The following report is analysis of data from the Professional Worker Career Experience Survey
To begin, I first loaded required packages and also ensured the csv file was read from the the web. I also took a glimpse of the data and removed all of the NA from both of the variables.
require (datasets)
require (ggvis)
## Loading required package: ggvis
require (dplyr)
## Loading required package: dplyr
##
## Attaching package: 'dplyr'
##
## The following objects are masked from 'package:stats':
##
## filter, lag
##
## The following objects are masked from 'package:base':
##
## intersect, setdiff, setequal, union
require (magrittr)
## Loading required package: magrittr
satisfaction<-read.csv(file = "http://www.personal.psu.edu/dlp/WFED540/pwces.csv", header = TRUE, sep = ",")
satisfaction<-tbl_df(satisfaction)
satisfaction
## Source: local data frame [756 x 2]
##
## gender lifesat
## 1 1 20
## 2 1 18
## 3 0 25
## 4 0 7
## 5 0 23
## 6 0 25
## 7 1 22
## 8 NA NA
## 9 0 21
## 10 0 29
## .. ... ...
glimpse(satisfaction)
## Observations: 756
## Variables:
## $ gender (int) 1, 1, 0, 0, 0, 0, 1, NA, 0, 0, 1, 0, 1, 0, 1, 1, NA, 0...
## $ lifesat (int) 20, 18, 25, 7, 23, 25, 22, NA, 21, 29, 26, 26, 18, 28,...
satisfaction1<- na.omit(satisfaction)
glimpse(satisfaction1)
## Observations: 675
## Variables:
## $ gender (int) 1, 1, 0, 0, 0, 0, 1, 0, 0, 1, 0, 1, 0, 1, 1, 0, 1, 0, ...
## $ lifesat (int) 20, 18, 25, 7, 23, 25, 22, 21, 29, 26, 26, 18, 28, 21,...
Hypothesis (null) There is no difference in the mean life satisfaction of males verses females.
Hypothesis (alternative) There is a difference in the mean life satisfaction of males verses females.
To test the null hypothesis, I looked at the means of the life satisfaction (dependent) variable by gender (independent) variable and ran a histogram to determine if the means were skewed from outliers.
satisfaction1 %>% group_by(gender, na.rm=TRUE) %>% summarise(avg_lifesat= mean(lifesat, na.rm=TRUE))

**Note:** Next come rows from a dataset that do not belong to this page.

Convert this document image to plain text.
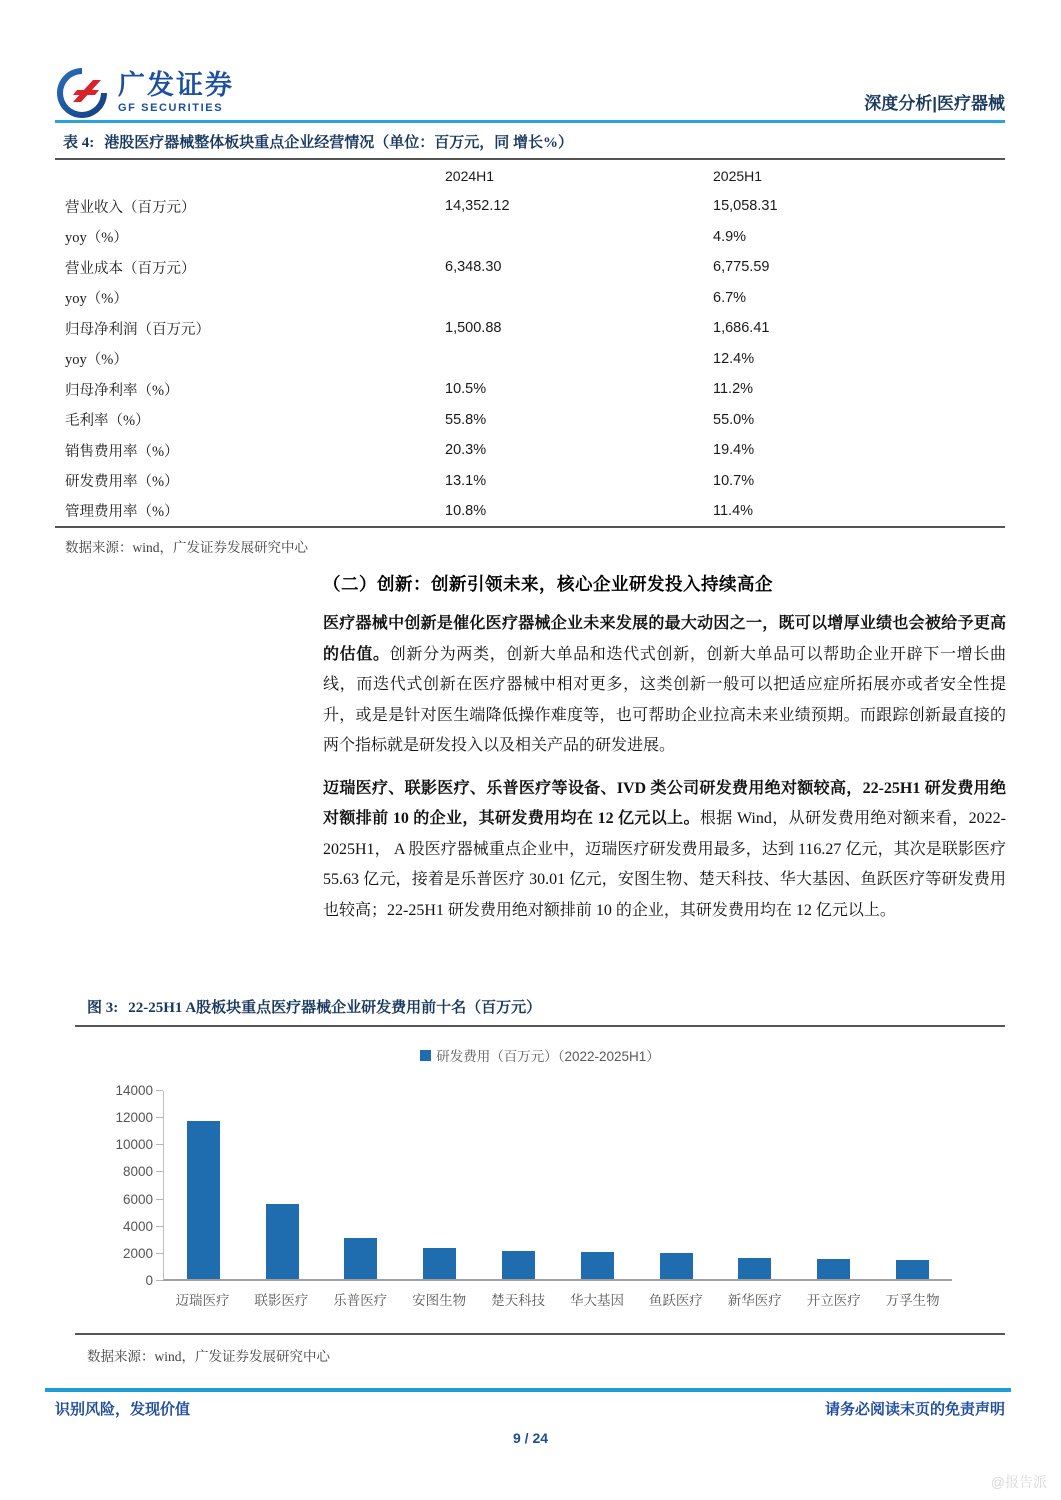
广发证券
GF SECURITIES	深度分析|医疗器械
表 4: 港股医疗器械整体板块重点企业经营情况（单位：百万元，同 增长%）
	2024H1	2025H1
营业收入（百万元）	14,352.12	15,058.31
yoy（%）		4.9%
营业成本（百万元）	6,348.30	6,775.59
yoy（%）		6.7%
归母净利润（百万元）	1,500.88	1,686.41
yoy（%）		12.4%
归母净利率（%）	10.5%	11.2%
毛利率（%）	55.8%	55.0%
销售费用率（%）	20.3%	19.4%
研发费用率（%）	13.1%	10.7%
管理费用率（%）	10.8%	11.4%
数据来源：wind，广发证券发展研究中心
（二）创新：创新引领未来，核心企业研发投入持续高企

医疗器械中创新是催化医疗器械企业未来发展的最大动因之一，既可以增厚业绩也会被给予更高的估值。创新分为两类，创新大单品和迭代式创新，创新大单品可以帮助企业开辟下一增长曲线，而迭代式创新在医疗器械中相对更多，这类创新一般可以把适应症所拓展亦或者安全性提升，或是是针对医生端降低操作难度等，也可帮助企业拉高未来业绩预期。而跟踪创新最直接的两个指标就是研发投入以及相关产品的研发进展。

迈瑞医疗、联影医疗、乐普医疗等设备、IVD 类公司研发费用绝对额较高，22-25H1 研发费用绝对额排前 10 的企业，其研发费用均在 12 亿元以上。根据 Wind，从研发费用绝对额来看，2022-2025H1， A 股医疗器械重点企业中，迈瑞医疗研发费用最多，达到 116.27 亿元，其次是联影医疗 55.63 亿元，接着是乐普医疗 30.01 亿元，安图生物、楚天科技、华大基因、鱼跃医疗等研发费用也较高；22-25H1 研发费用绝对额排前 10 的企业，其研发费用均在 12 亿元以上。

图 3: 22-25H1 A股板块重点医疗器械企业研发费用前十名（百万元）
研发费用（百万元）（2022-2025H1）
0
2000
4000
6000
8000
10000
12000
14000
迈瑞医疗	联影医疗	乐普医疗	安图生物	楚天科技	华大基因	鱼跃医疗	新华医疗	开立医疗	万孚生物
数据来源：wind，广发证券发展研究中心
识别风险，发现价值	请务必阅读末页的免责声明
9 / 24
@报告派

## Source: local data frame [2 x 3]
## Groups: gender
##
## gender na.rm avg_lifesat
## 1 0 TRUE 21.23869
## 2 1 TRUE 21.83755
satisfaction1%>% ggvis(~lifesat) %>% layer_histograms
## Guessing width = 1 # range / 25
The histogram did not reveal major outliers in the data.

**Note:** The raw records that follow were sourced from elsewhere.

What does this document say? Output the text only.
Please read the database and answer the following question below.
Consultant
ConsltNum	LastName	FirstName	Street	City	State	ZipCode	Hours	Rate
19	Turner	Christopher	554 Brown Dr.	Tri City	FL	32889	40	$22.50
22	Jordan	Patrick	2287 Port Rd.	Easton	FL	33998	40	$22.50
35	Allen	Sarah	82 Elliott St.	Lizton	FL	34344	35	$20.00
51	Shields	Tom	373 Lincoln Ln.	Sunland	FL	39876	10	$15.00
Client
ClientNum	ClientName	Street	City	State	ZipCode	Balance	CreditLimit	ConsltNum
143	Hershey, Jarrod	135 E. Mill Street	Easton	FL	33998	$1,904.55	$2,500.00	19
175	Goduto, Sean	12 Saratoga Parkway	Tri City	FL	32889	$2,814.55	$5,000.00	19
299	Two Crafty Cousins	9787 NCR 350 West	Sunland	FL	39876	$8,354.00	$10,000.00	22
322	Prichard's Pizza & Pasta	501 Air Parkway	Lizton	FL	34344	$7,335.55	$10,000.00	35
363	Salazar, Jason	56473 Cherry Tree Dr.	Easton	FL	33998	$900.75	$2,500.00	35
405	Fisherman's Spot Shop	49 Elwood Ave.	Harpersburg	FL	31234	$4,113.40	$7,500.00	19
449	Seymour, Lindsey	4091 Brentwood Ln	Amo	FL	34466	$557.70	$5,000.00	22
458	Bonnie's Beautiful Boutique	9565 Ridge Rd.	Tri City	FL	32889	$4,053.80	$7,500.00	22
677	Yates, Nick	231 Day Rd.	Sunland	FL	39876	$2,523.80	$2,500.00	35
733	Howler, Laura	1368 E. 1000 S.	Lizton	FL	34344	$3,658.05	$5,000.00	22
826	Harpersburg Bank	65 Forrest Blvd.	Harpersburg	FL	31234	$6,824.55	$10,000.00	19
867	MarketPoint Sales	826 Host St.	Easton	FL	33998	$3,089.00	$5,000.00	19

I will conduct a t-test to analyze the relationshiop between mean life satisfaction and gendar at an alpha level of .05
t.test(lifesat~gender, satisfaction1, var.equal=TRUE)
##
## Two Sample t-test
##
## data: lifesat by gender
## t = -1.349, df = 673, p-value = 0.1778
## alternative hypothesis: true difference in means is not equal to 0
## 95 percent confidence interval:
## -1.4704615 0.2727582
## sample estimates:
## mean in group 0 mean in group 1
## 21.23869 21.83755
The test failed to reject the null hypothesis at the .05 level, t=-1.349, p =.17, 95% CI[-1.47, .272].
From this test statistic, we can infer that there is no difference in the mean life satisfaction between genders among working professionals.